Заколдованный круг? Нет, давно расколдованный. Да и не было тут никакого колдовства. Тот же жаргон привлекает новизной, каким-то эпатажем, противопоставлением себя взрослым, самоутверждением. И Бог с ним! Это как оспа-ветрянка – надо переболеть. Главное же в том, что язык требует внимания, ласки, заботы, любви. Он мстит тем, кто про него забывает, кто его как бы не замечает, кто о нем не думает. Ведь мало думать на языке, совершенно необходимо и думать о языке! Так же, как нельзя не думать об отцах, о родовых корнях, о родном городе, об отчизне. Неслучайно одного корня отечество и отчество – русское и книжное слова.

Немыслимый ты город, Москва! Тем и дорога сердцу каждого русского, что здесь основался дух России – «русская идея», культура и могучее русское слово. Всегда живет в москвичах ощущение, что все еще только начинается, что впереди за далью даль. Вспомнилось пушкинское: бескорыстная мысль, что внуки будут уважены за имя, нами им переданное. Сбылось! Наша героиня твердо знает свой патриотический и узкосемейный долг – заботиться о русском языке, посвятить ему свою жизнь. Долг перед предками и потомками.

Мы не унаследовали язык от предков, мы его берем взаймы у потомков! Только в этом проверка нравственности, совести, духовности, без которых мы будем потеряны в бурном океане современных проблем. Часы, по которым мы живем, отсчитывают второе тысячелетие. Стрелка компаса знала отклонения, но в целом вела по верному пути. Неужто Настино поколение потеряет ориентиры, установленные историей?

Что сохранить из традиции? Чем мы сильны? Что мы сделали для себя и для всего мира, мировой культуры, человечества? Где и в чем ошибались? Где язык, высший судия и советчик, нас поправлял, но мы не хотели слушаться?..

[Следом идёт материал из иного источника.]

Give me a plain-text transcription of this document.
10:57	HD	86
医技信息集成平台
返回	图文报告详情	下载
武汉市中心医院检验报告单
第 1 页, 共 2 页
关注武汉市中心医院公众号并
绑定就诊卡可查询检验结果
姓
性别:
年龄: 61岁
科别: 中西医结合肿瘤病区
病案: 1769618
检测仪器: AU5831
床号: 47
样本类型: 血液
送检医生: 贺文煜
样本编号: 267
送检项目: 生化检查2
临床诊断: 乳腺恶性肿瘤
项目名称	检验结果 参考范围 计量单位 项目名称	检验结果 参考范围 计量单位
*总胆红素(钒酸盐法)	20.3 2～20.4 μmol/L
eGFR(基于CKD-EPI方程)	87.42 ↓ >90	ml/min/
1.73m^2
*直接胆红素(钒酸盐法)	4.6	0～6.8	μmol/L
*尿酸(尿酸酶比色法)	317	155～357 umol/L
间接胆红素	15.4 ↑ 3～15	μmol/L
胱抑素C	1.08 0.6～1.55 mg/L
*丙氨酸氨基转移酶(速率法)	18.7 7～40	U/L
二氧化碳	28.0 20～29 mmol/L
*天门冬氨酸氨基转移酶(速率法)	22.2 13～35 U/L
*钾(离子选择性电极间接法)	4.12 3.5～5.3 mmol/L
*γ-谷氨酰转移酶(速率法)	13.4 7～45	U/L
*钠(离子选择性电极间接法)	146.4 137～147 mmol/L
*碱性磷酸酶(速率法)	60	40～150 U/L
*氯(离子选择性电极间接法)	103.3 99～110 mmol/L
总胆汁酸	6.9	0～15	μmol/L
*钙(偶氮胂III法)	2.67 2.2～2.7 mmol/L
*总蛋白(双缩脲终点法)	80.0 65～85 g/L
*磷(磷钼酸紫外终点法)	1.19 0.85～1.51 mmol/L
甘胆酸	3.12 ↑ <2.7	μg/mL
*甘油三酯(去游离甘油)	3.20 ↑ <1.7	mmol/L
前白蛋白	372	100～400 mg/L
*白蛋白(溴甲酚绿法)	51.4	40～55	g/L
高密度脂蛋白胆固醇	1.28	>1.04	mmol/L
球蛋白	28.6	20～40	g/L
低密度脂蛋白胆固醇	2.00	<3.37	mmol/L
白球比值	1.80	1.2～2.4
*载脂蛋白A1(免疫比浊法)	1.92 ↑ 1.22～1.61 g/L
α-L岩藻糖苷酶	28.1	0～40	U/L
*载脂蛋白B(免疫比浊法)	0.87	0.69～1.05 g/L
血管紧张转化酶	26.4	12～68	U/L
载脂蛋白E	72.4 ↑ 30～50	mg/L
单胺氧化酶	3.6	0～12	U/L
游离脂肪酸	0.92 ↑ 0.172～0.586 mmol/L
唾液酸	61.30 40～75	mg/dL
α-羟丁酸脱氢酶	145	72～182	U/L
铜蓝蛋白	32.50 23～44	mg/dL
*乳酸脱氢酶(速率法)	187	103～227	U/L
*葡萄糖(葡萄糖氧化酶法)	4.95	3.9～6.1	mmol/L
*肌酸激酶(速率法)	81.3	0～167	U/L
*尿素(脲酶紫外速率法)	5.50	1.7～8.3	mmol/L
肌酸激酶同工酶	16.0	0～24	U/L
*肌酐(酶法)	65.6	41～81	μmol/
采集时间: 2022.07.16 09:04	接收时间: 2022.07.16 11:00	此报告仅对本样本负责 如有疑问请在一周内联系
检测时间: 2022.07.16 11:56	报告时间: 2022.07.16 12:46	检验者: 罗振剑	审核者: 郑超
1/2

Будем же как клятву повторять заповеданные нам строки великого русского поэта Анны Ахматовой, написанные в феврале грозного 1942 года: Не страшно под пулями мертвыми лечь, Не горько остаться без крова, – И мы сохраним тебя, русская речь, Великое русское слово. Свободным и чистым тебя пронесем, И внукам дадим, и от плена спасем Навеки.